Mike Doughty on Yes and Also Yes

Article first published as Interview: Musician Mike Doughty on Yes and Also Yes on Blogcritics.

Mike Doughty (be sure to click the pic for a closer look at the Clayton Moore portrait behind him)

My appreciation of Mike Doughty‘s music started much later than most fans, as I first became aware of his work with his 2005 album, Haughty Melodic. When I found he had a new album, Yes and Also Yes, set for release on August 30, I immediately set up an email interview to find out what was in store for fans of his work. If you’ve never seen Doughty live, take a spin around YouTube for a bit and you quickly will realize that you should see him live as soon as possible. To best frame the album in proper context, I quote Doughty himself: “I recorded it in a studio in Koreatown, Manhattan, from July ’10 to April ’11. Produced by Pat Dillett. Notable musicians included my trusty factotum Andrew ‘Scrap’ Livingston on bass, and the pianist Thomas Bartlett, aka Doveman, who basically plays with everybody who’s groovy (Justin Bond, Antony and the Johnsons, Glen Hansard, The National, David Byrne, Yoko Ono). I’m releasing it on my own label, Snack Bar, through Megaforce. I split with Dave Matthews’ label ATO so I could run my own shop and have more control, business-wise.”
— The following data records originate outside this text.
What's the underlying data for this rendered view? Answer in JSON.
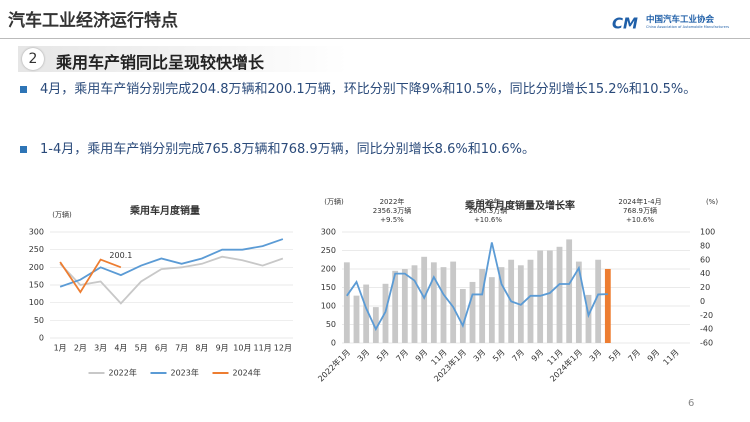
{
  "header": {
    "title": "汽车工业经济运行特点",
    "logo": "中国汽车工业协会",
    "logo_sub": "China Association of Automobile Manufacturers"
  },
  "section": {
    "number": "2",
    "title": "乘用车产销同比呈现较快增长"
  },
  "bullets": [
    "4月，乘用车产销分别完成204.8万辆和200.1万辆，环比分别下降9%和10.5%，同比分别增长15.2%和10.5%。",
    "1-4月，乘用车产销分别完成765.8万辆和768.9万辆，同比分别增长8.6%和10.6%。"
  ],
  "page_number": "6",
  "chart_data": [
    {
      "type": "line",
      "title": "乘用车月度销量",
      "y_label": "(万辆)",
      "categories": [
        "1月",
        "2月",
        "3月",
        "4月",
        "5月",
        "6月",
        "7月",
        "8月",
        "9月",
        "10月",
        "11月",
        "12月"
      ],
      "ylim": [
        0,
        300
      ],
      "yticks": [
        0,
        50,
        100,
        150,
        200,
        250,
        300
      ],
      "grid": true,
      "legend": "bottom",
      "series": [
        {
          "name": "2022年",
          "color": "#c8c8c8",
          "values": [
            210,
            150,
            160,
            98,
            160,
            195,
            200,
            210,
            230,
            220,
            205,
            225
          ]
        },
        {
          "name": "2023年",
          "color": "#5b9bd5",
          "values": [
            145,
            165,
            200,
            178,
            205,
            225,
            210,
            225,
            250,
            250,
            260,
            280
          ]
        },
        {
          "name": "2024年",
          "color": "#ed7d31",
          "values": [
            215,
            130,
            222,
            200.1,
            null,
            null,
            null,
            null,
            null,
            null,
            null,
            null
          ]
        }
      ]
    },
    {
      "type": "combo",
      "title": "乘用车月度销量及增长率",
      "y_label": "(万辆)",
      "y2_label": "(%)",
      "categories": [
        "2022年1月",
        null,
        "3月",
        null,
        "5月",
        null,
        "7月",
        null,
        "9月",
        null,
        "11月",
        null,
        "2023年1月",
        null,
        "3月",
        null,
        "5月",
        null,
        "7月",
        null,
        "9月",
        null,
        "11月",
        null,
        "2024年1月",
        null,
        "3月",
        null,
        "5月",
        null,
        "7月",
        null,
        "9月",
        null,
        "11月",
        null
      ],
      "ylim": [
        0,
        300
      ],
      "yticks": [
        0,
        50,
        100,
        150,
        200,
        250,
        300
      ],
      "y2lim": [
        -60,
        100
      ],
      "y2ticks": [
        -60,
        -40,
        -20,
        0,
        20,
        40,
        60,
        80,
        100
      ],
      "grid": true,
      "series": [
        {
          "type": "bar",
          "colors": [
            "#c8c8c8",
            "#c8c8c8",
            "#c8c8c8",
            "#c8c8c8",
            "#c8c8c8",
            "#c8c8c8",
            "#c8c8c8",
            "#c8c8c8",
            "#c8c8c8",
            "#c8c8c8",
            "#c8c8c8",
            "#c8c8c8",
            "#c8c8c8",
            "#c8c8c8",
            "#c8c8c8",
            "#c8c8c8",
            "#c8c8c8",
            "#c8c8c8",
            "#c8c8c8",
            "#c8c8c8",
            "#c8c8c8",
            "#c8c8c8",
            "#c8c8c8",
            "#c8c8c8",
            "#c8c8c8",
            "#c8c8c8",
            "#c8c8c8",
            "#ed7d31",
            "#c8c8c8",
            "#c8c8c8",
            "#c8c8c8",
            "#c8c8c8",
            "#c8c8c8",
            "#c8c8c8",
            "#c8c8c8",
            "#c8c8c8"
          ],
          "values": [
            218,
            128,
            158,
            97,
            160,
            195,
            200,
            210,
            233,
            218,
            205,
            220,
            146,
            165,
            200,
            178,
            205,
            225,
            210,
            225,
            250,
            250,
            260,
            280,
            220,
            130,
            225,
            200.1,
            null,
            null,
            null,
            null,
            null,
            null,
            null,
            null
          ]
        },
        {
          "type": "line",
          "axis": "y2",
          "color": "#5b9bd5",
          "values": [
            8,
            28,
            -10,
            -40,
            -15,
            40,
            40,
            30,
            5,
            35,
            10,
            -8,
            -35,
            10,
            10,
            85,
            25,
            0,
            -5,
            8,
            8,
            12,
            25,
            25,
            48,
            -20,
            10,
            10.5,
            null,
            null,
            null,
            null,
            null,
            null,
            null,
            null
          ]
        }
      ],
      "annotations": [
        [
          "2022年",
          "2356.3万辆",
          "+9.5%"
        ],
        [
          "2023年",
          "2606.3万辆",
          "+10.6%"
        ],
        [
          "2024年1-4月",
          "768.9万辆",
          "+10.6%"
        ]
      ]
    }
  ]
}
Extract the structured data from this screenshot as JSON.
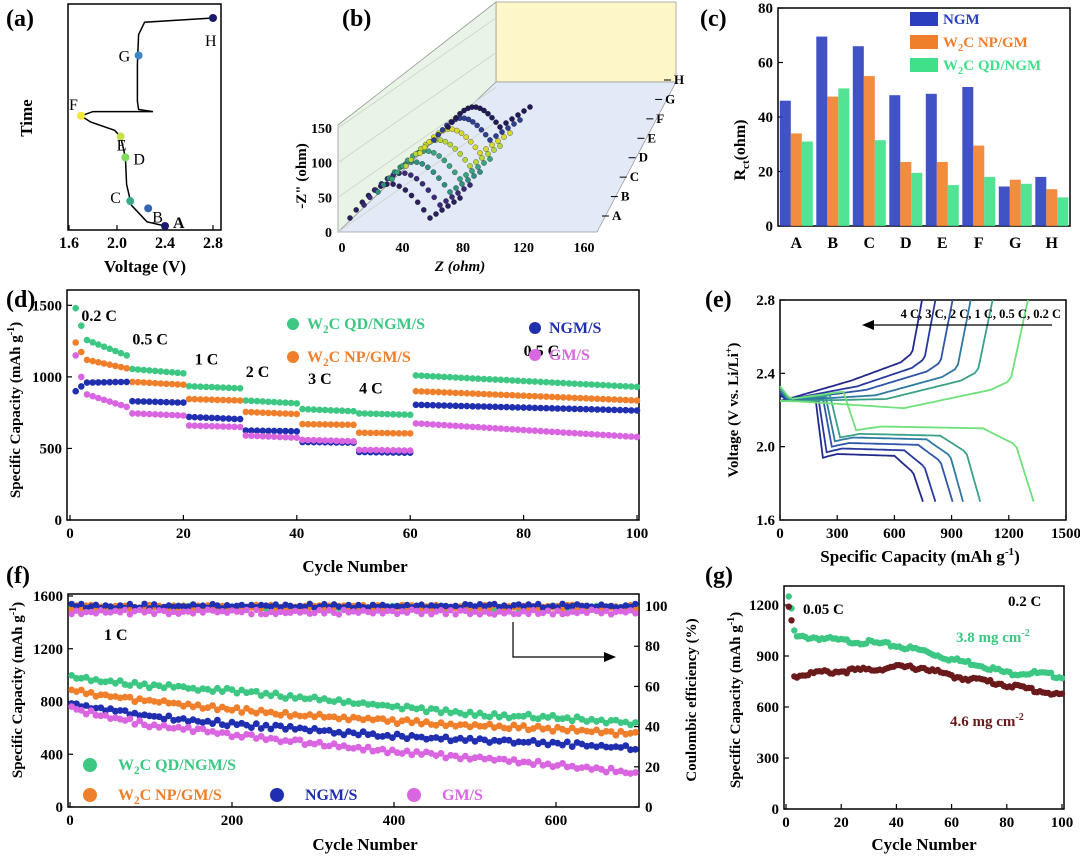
{
  "panels": {
    "a": {
      "label": "(a)",
      "type": "line",
      "xlabel": "Voltage (V)",
      "ylabel": "Time",
      "xlim": [
        1.6,
        2.8
      ],
      "xticks": [
        "1.6",
        "2.0",
        "2.4",
        "2.8"
      ],
      "curve_y_scale": "relative time 0 (bottom) to 1 (top)",
      "curve": [
        [
          2.4,
          0.0
        ],
        [
          2.25,
          0.02
        ],
        [
          2.12,
          0.1
        ],
        [
          2.08,
          0.2
        ],
        [
          2.07,
          0.33
        ],
        [
          2.03,
          0.43
        ],
        [
          1.98,
          0.46
        ],
        [
          1.78,
          0.5
        ],
        [
          1.7,
          0.53
        ],
        [
          1.8,
          0.55
        ],
        [
          2.05,
          0.55
        ],
        [
          2.3,
          0.55
        ],
        [
          2.18,
          0.56
        ],
        [
          2.17,
          0.6
        ],
        [
          2.17,
          0.78
        ],
        [
          2.18,
          0.92
        ],
        [
          2.23,
          0.98
        ],
        [
          2.8,
          1.0
        ]
      ],
      "points": [
        {
          "name": "A",
          "v": 2.4,
          "t": 0.0,
          "color": "#1a1a6e"
        },
        {
          "name": "B",
          "v": 2.26,
          "t": 0.085,
          "color": "#3465b0"
        },
        {
          "name": "C",
          "v": 2.11,
          "t": 0.12,
          "color": "#3ba88a"
        },
        {
          "name": "D",
          "v": 2.07,
          "t": 0.33,
          "color": "#7ddc5c"
        },
        {
          "name": "E",
          "v": 2.03,
          "t": 0.43,
          "color": "#c7e04a"
        },
        {
          "name": "F",
          "v": 1.7,
          "t": 0.53,
          "color": "#f2e83a"
        },
        {
          "name": "G",
          "v": 2.18,
          "t": 0.82,
          "color": "#3d86c2"
        },
        {
          "name": "H",
          "v": 2.8,
          "t": 1.0,
          "color": "#1a1a6e"
        }
      ]
    },
    "b": {
      "label": "(b)",
      "type": "scatter-3d",
      "xlabel": "Z (ohm)",
      "ylabel": "-Z\" (ohm)",
      "xticks": [
        "0",
        "40",
        "80",
        "120",
        "160"
      ],
      "yticks": [
        "0",
        "50",
        "100",
        "150"
      ],
      "depth_labels": [
        "A",
        "B",
        "C",
        "D",
        "E",
        "F",
        "G",
        "H"
      ],
      "series_colors": [
        "#2b1f5e",
        "#3b2a7a",
        "#2f8f80",
        "#3aa37f",
        "#b8d83a",
        "#d9d92e",
        "#2f3f8f",
        "#221a55"
      ]
    },
    "c": {
      "label": "(c)",
      "type": "bar",
      "ylabel": "R",
      "ylabel_sub": "ct",
      "ylabel_unit": "(ohm)",
      "categories": [
        "A",
        "B",
        "C",
        "D",
        "E",
        "F",
        "G",
        "H"
      ],
      "ylim": [
        0,
        80
      ],
      "yticks": [
        "0",
        "20",
        "40",
        "60",
        "80"
      ],
      "series": [
        {
          "name": "NGM",
          "color": "#2b3fbe",
          "values": [
            46,
            69.5,
            66,
            48,
            48.5,
            51,
            14.5,
            18
          ]
        },
        {
          "name": "W2C NP/GM",
          "color": "#f07f2b",
          "values": [
            34,
            47.5,
            55,
            23.5,
            23.5,
            29.5,
            17,
            13.5
          ]
        },
        {
          "name": "W2C QD/NGM",
          "color": "#3fe089",
          "values": [
            31,
            50.5,
            31.5,
            19.5,
            15,
            18,
            15.5,
            10.5
          ]
        }
      ],
      "legend": [
        {
          "pre": "NGM",
          "sub": "",
          "post": ""
        },
        {
          "pre": "W",
          "sub": "2",
          "post": "C NP/GM"
        },
        {
          "pre": "W",
          "sub": "2",
          "post": "C QD/NGM"
        }
      ]
    },
    "d": {
      "label": "(d)",
      "type": "scatter",
      "xlabel": "Cycle Number",
      "ylabel": "Specific Capacity (mAh g",
      "ylabel_sup": "-1",
      "ylabel_end": ")",
      "xlim": [
        0,
        100
      ],
      "ylim": [
        0,
        1600
      ],
      "xticks": [
        "0",
        "20",
        "40",
        "60",
        "80",
        "100"
      ],
      "yticks": [
        "0",
        "500",
        "1000",
        "1500"
      ],
      "rates": [
        {
          "text": "0.2 C",
          "cycle": 2,
          "cap": 1390
        },
        {
          "text": "0.5 C",
          "cycle": 11,
          "cap": 1225
        },
        {
          "text": "1 C",
          "cycle": 22,
          "cap": 1085
        },
        {
          "text": "2 C",
          "cycle": 31,
          "cap": 1000
        },
        {
          "text": "3 C",
          "cycle": 42,
          "cap": 950
        },
        {
          "text": "4 C",
          "cycle": 51,
          "cap": 885
        },
        {
          "text": "0.5 C",
          "cycle": 80,
          "cap": 1145
        }
      ],
      "series": [
        {
          "name": "W2C QD/NGM/S",
          "pre": "W",
          "sub": "2",
          "post": "C QD/NGM/S",
          "color": "#3cc782",
          "segments": [
            [
              1480,
              1260,
              1150
            ],
            [
              1055,
              1025
            ],
            [
              935,
              920
            ],
            [
              835,
              815
            ],
            [
              775,
              760
            ],
            [
              745,
              735
            ],
            [
              1010,
              930
            ]
          ]
        },
        {
          "name": "W2C NP/GM/S",
          "pre": "W",
          "sub": "2",
          "post": "C NP/GM/S",
          "color": "#f07f2b",
          "segments": [
            [
              1240,
              1120,
              1060
            ],
            [
              965,
              945
            ],
            [
              845,
              835
            ],
            [
              755,
              740
            ],
            [
              670,
              665
            ],
            [
              610,
              605
            ],
            [
              900,
              835
            ]
          ]
        },
        {
          "name": "NGM/S",
          "pre": "NGM/S",
          "sub": "",
          "post": "",
          "color": "#1f2fb0",
          "segments": [
            [
              900,
              960,
              965
            ],
            [
              830,
              820
            ],
            [
              720,
              705
            ],
            [
              625,
              620
            ],
            [
              545,
              540
            ],
            [
              475,
              470
            ],
            [
              805,
              765
            ]
          ]
        },
        {
          "name": "GM/S",
          "pre": "GM/S",
          "sub": "",
          "post": "",
          "color": "#d966e0",
          "segments": [
            [
              1150,
              880,
              790
            ],
            [
              745,
              730
            ],
            [
              660,
              650
            ],
            [
              590,
              575
            ],
            [
              560,
              550
            ],
            [
              490,
              485
            ],
            [
              675,
              580
            ]
          ]
        }
      ]
    },
    "e": {
      "label": "(e)",
      "type": "line",
      "xlabel": "Specific Capacity (mAh g",
      "xlabel_sup": "-1",
      "xlabel_end": ")",
      "ylabel": "Voltage (V vs. Li/Li",
      "ylabel_sup": "+",
      "ylabel_end": ")",
      "xlim": [
        0,
        1500
      ],
      "ylim": [
        1.6,
        2.8
      ],
      "xticks": [
        "0",
        "300",
        "600",
        "900",
        "1200",
        "1500"
      ],
      "yticks": [
        "1.6",
        "2.0",
        "2.4",
        "2.8"
      ],
      "arrow_label": "4 C,  3 C,  2 C,  1 C,  0.5 C,  0.2 C",
      "series": [
        {
          "name": "4 C",
          "color": "#232a8c",
          "discharge_end": 750,
          "charge_end": 745,
          "plateau_low": 1.94,
          "plateau_high": 2.46,
          "start": 2.3
        },
        {
          "name": "3 C",
          "color": "#283a9e",
          "discharge_end": 815,
          "charge_end": 815,
          "plateau_low": 1.97,
          "plateau_high": 2.43,
          "start": 2.3
        },
        {
          "name": "2 C",
          "color": "#2f56a8",
          "discharge_end": 905,
          "charge_end": 905,
          "plateau_low": 2.0,
          "plateau_high": 2.41,
          "start": 2.31
        },
        {
          "name": "1 C",
          "color": "#2f79a2",
          "discharge_end": 960,
          "charge_end": 1000,
          "plateau_low": 2.03,
          "plateau_high": 2.38,
          "start": 2.32
        },
        {
          "name": "0.5 C",
          "color": "#3aa088",
          "discharge_end": 1050,
          "charge_end": 1115,
          "plateau_low": 2.05,
          "plateau_high": 2.36,
          "start": 2.33
        },
        {
          "name": "0.2 C",
          "color": "#6fe07a",
          "discharge_end": 1330,
          "charge_end": 1300,
          "plateau_low": 2.09,
          "plateau_high": 2.31,
          "start": 2.35
        }
      ]
    },
    "f": {
      "label": "(f)",
      "type": "scatter",
      "xlabel": "Cycle Number",
      "ylabel": "Specific Capacity (mAh g",
      "ylabel_sup": "-1",
      "ylabel_end": ")",
      "y2label": "Coulombic efficiency (%)",
      "xlim": [
        0,
        700
      ],
      "ylim": [
        0,
        1600
      ],
      "y2lim": [
        0,
        105
      ],
      "xticks": [
        "0",
        "200",
        "400",
        "600"
      ],
      "yticks": [
        "0",
        "400",
        "800",
        "1200",
        "1600"
      ],
      "y2ticks": [
        "0",
        "20",
        "40",
        "60",
        "80",
        "100"
      ],
      "rate": "1 C",
      "series": [
        {
          "name": "W2C QD/NGM/S",
          "pre": "W",
          "sub": "2",
          "post": "C QD/NGM/S",
          "color": "#3cc782",
          "cap": [
            [
              0,
              1000
            ],
            [
              20,
              970
            ],
            [
              100,
              920
            ],
            [
              200,
              880
            ],
            [
              300,
              820
            ],
            [
              400,
              760
            ],
            [
              500,
              700
            ],
            [
              600,
              680
            ],
            [
              700,
              630
            ]
          ],
          "ce": 99
        },
        {
          "name": "W2C NP/GM/S",
          "pre": "W",
          "sub": "2",
          "post": "C NP/GM/S",
          "color": "#f07f2b",
          "cap": [
            [
              0,
              900
            ],
            [
              20,
              860
            ],
            [
              100,
              800
            ],
            [
              200,
              740
            ],
            [
              300,
              690
            ],
            [
              400,
              650
            ],
            [
              500,
              620
            ],
            [
              600,
              590
            ],
            [
              700,
              550
            ]
          ],
          "ce": 99.5
        },
        {
          "name": "NGM/S",
          "pre": "NGM/S",
          "sub": "",
          "post": "",
          "color": "#1f2fb0",
          "cap": [
            [
              0,
              780
            ],
            [
              20,
              760
            ],
            [
              100,
              690
            ],
            [
              200,
              630
            ],
            [
              300,
              580
            ],
            [
              400,
              540
            ],
            [
              500,
              510
            ],
            [
              600,
              480
            ],
            [
              700,
              450
            ]
          ],
          "ce": 100
        },
        {
          "name": "GM/S",
          "pre": "GM/S",
          "sub": "",
          "post": "",
          "color": "#d966e0",
          "cap": [
            [
              0,
              760
            ],
            [
              20,
              720
            ],
            [
              100,
              620
            ],
            [
              200,
              550
            ],
            [
              300,
              480
            ],
            [
              400,
              420
            ],
            [
              500,
              370
            ],
            [
              600,
              320
            ],
            [
              700,
              260
            ]
          ],
          "ce": 97
        }
      ]
    },
    "g": {
      "label": "(g)",
      "type": "scatter",
      "xlabel": "Cycle Number",
      "ylabel": "Specific Capacity (mAh g",
      "ylabel_sup": "-1",
      "ylabel_end": ")",
      "xlim": [
        0,
        100
      ],
      "ylim": [
        0,
        1300
      ],
      "xticks": [
        "0",
        "20",
        "40",
        "60",
        "80",
        "100"
      ],
      "yticks": [
        "0",
        "300",
        "600",
        "900",
        "1200"
      ],
      "rate_low": "0.05 C",
      "rate_high": "0.2 C",
      "series": [
        {
          "name": "3.8 mg cm-2",
          "pre": "3.8 mg cm",
          "sup": "-2",
          "color": "#3cc782",
          "cap": [
            [
              1,
              1250
            ],
            [
              2,
              1180
            ],
            [
              3,
              1050
            ],
            [
              4,
              1010
            ],
            [
              10,
              1010
            ],
            [
              20,
              990
            ],
            [
              30,
              980
            ],
            [
              40,
              960
            ],
            [
              50,
              930
            ],
            [
              60,
              880
            ],
            [
              70,
              850
            ],
            [
              80,
              800
            ],
            [
              90,
              800
            ],
            [
              100,
              780
            ]
          ]
        },
        {
          "name": "4.6 mg cm-2",
          "pre": "4.6 mg cm",
          "sup": "-2",
          "color": "#6a1a1a",
          "cap": [
            [
              1,
              1190
            ],
            [
              2,
              1110
            ],
            [
              3,
              780
            ],
            [
              10,
              800
            ],
            [
              20,
              810
            ],
            [
              30,
              820
            ],
            [
              40,
              835
            ],
            [
              50,
              830
            ],
            [
              60,
              780
            ],
            [
              70,
              760
            ],
            [
              80,
              730
            ],
            [
              90,
              700
            ],
            [
              100,
              670
            ]
          ]
        }
      ]
    }
  }
}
I had a chance to listen to the album in preparation for this interview, and I was pleased to find there’s not a bad cut among any of the 14 songs. One song that I hope will garner a lot of attention is “Holiday”, a Christmas duet with singer/songwriter great Rosanne Cash. About Cash, Doughty said: “ I did a show with her, and she said, onstage, ‘I feel nervous playing my new songs, because Mike Doughty is here, and he’s such a great songwriter.’ That blew my mind.” Honestly, to borrow a phrase from Doughty, their duet blows my mind. I am the kind of person that hates hearing Christmas music anytime other than December. But this song has such an amazing hook (as most of Doughty’s songs do), I ended up playing it seven times in a row the first time I heard it. The whole album pulled me in just as much and it was a pleasure to interview Doughty. We also get to discuss another recent Doughty musical project, Dubious Luxury, released earlier this month. My thanks to Doughty for his time and thoughts, as well as Rob Moore for facilitating the interview.

You’re an artist who clearly loves to play live. In developing Yes and Also Yes, how much did you play some of these songs before an audience prior to entering the studio? And did any of the cuts change drastically from how it was initially conceived compared to the final version?

I’ve been playing a lot of comedy shows, around Brooklyn and Manhattan, as a musical guest, and I played “Na Na Nothing”, and “Day By Day By” at nearly every one of them, plus, maybe, “27 Jennifers”. If I play something a lot, before or after recording it, the phrasing will change ever so slightly, so there’ll be a cumulative evolution that I barely notice, unless I listen to a five-year-old version, and then it’s kind of startling. So, I don’t really know.